Thanks to all who helped :)
Re: GPT disk and Active partition
Quote:
Originally Posted by
8bit
Also, I ended up with a 100Mb "EFI System Partition" at the start of the SSD but it's not mounted to a drive letter etc. and I can't see a way to do that. Is there any way to view the contents of this and is there anything interesting in it if there is?
The EFI System Partition is where UEFI systems store pre-OS stuff. You can have EFI applications corresponding to multiple OSes (e.g. Windows and Linux), for utilities (like recovery tools, or memory tester), or generally any other junk you might want on the disk but outside the OS.

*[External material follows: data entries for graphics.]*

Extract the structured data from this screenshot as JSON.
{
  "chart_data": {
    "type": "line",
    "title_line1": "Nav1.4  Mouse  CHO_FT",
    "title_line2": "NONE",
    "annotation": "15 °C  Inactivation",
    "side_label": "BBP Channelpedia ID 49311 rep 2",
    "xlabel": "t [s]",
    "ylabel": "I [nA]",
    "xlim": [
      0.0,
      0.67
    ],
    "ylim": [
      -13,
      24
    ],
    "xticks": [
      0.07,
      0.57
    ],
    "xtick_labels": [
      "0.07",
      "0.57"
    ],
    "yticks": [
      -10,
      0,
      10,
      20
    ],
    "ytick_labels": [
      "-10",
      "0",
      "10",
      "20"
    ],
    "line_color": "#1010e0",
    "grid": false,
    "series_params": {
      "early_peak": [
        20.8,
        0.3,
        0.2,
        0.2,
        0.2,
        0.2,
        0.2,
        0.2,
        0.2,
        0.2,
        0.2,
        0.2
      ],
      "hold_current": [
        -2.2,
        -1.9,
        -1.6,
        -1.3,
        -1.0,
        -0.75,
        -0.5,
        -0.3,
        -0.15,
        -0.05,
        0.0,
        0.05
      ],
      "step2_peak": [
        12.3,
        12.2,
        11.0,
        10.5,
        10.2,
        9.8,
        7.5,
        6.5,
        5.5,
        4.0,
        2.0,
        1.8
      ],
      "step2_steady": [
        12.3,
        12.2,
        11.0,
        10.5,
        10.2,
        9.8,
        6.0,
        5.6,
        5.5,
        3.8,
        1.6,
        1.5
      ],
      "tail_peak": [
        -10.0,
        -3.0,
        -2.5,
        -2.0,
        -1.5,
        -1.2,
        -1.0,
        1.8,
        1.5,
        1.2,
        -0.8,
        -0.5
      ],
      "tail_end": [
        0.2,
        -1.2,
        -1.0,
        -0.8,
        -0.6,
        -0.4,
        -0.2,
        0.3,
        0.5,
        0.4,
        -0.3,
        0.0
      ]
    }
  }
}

In your case, you're only interested in one file on there, bootx64.efi, which contains the Windows Boot Manager. This EFI application can boot Windows.
Re: GPT disk and Active partition
Quote:
Originally Posted by
8bit
Also, I ended up with a 100Mb "EFI System Partition" at the start of the SSD but it's not mounted to a drive letter etc. and I can't see a way to do that. Is there any way to view the contents of this and is there anything interesting in it if there is?
In case anyone does want to see in the ESP volume, you can do the following
Start an elevated Cmd prompt
type 'mountvol x: /S'
now you can browse around drive X from the command prompt
If you want to use Explorer to be nosey, run explorer.exe as an elevated process, and it will show up there.
The ESP will remain mounted until you reboot, or unmount it ('mountvol x: /D' in case you needed to know).
Re: GPT disk and Active partition
Thanks for the info guys, interesting. I've just mounted that ESP volume, the contents of X:\EFI\Microsoft\Boot look very much like the contents of C:\Boot. I'm guessing that's not a coincidence?
So if I added another disk (I have a spare 64GB SSD lying around here) to install another OS on, say Linux, if I installed Linux onto that then would I get more stuff in this ESP volume or would I end up with another ESP volume on the other SSD?
Re: GPT disk and Active partition
Quote:
Originally Posted by
8bit
Thanks for the info guys, interesting. I've just mounted that ESP volume, the contents of X:\EFI\Microsoft\Boot look very much like the contents of C:\Boot. I'm guessing that's not a coincidence?
So if I added another disk (I have a spare 64GB SSD lying around here) to install another OS on, say Linux, if I installed Linux onto that then would I get more stuff in this ESP volume or would I end up with another ESP volume on the other SSD?
The "correct" behaviour would be to put more stuff in your existing ESP
Re: GPT disk and Active partition
OK, so do I then have more options in the BIOS/UEFI, so alongside "Windows Boot Manager" will I find something like "Fedora Boot Manager", for example?
Re: GPT disk and Active partition
Try and will see.It is mostly down if you have enough free time to play around.
Re: GPT disk and Active partition
Free time? We just had our first baby about 4 months ago, so free time is in short supply :) This is the only PC in the house for the time being too so I don't want it out of action for any length of time either.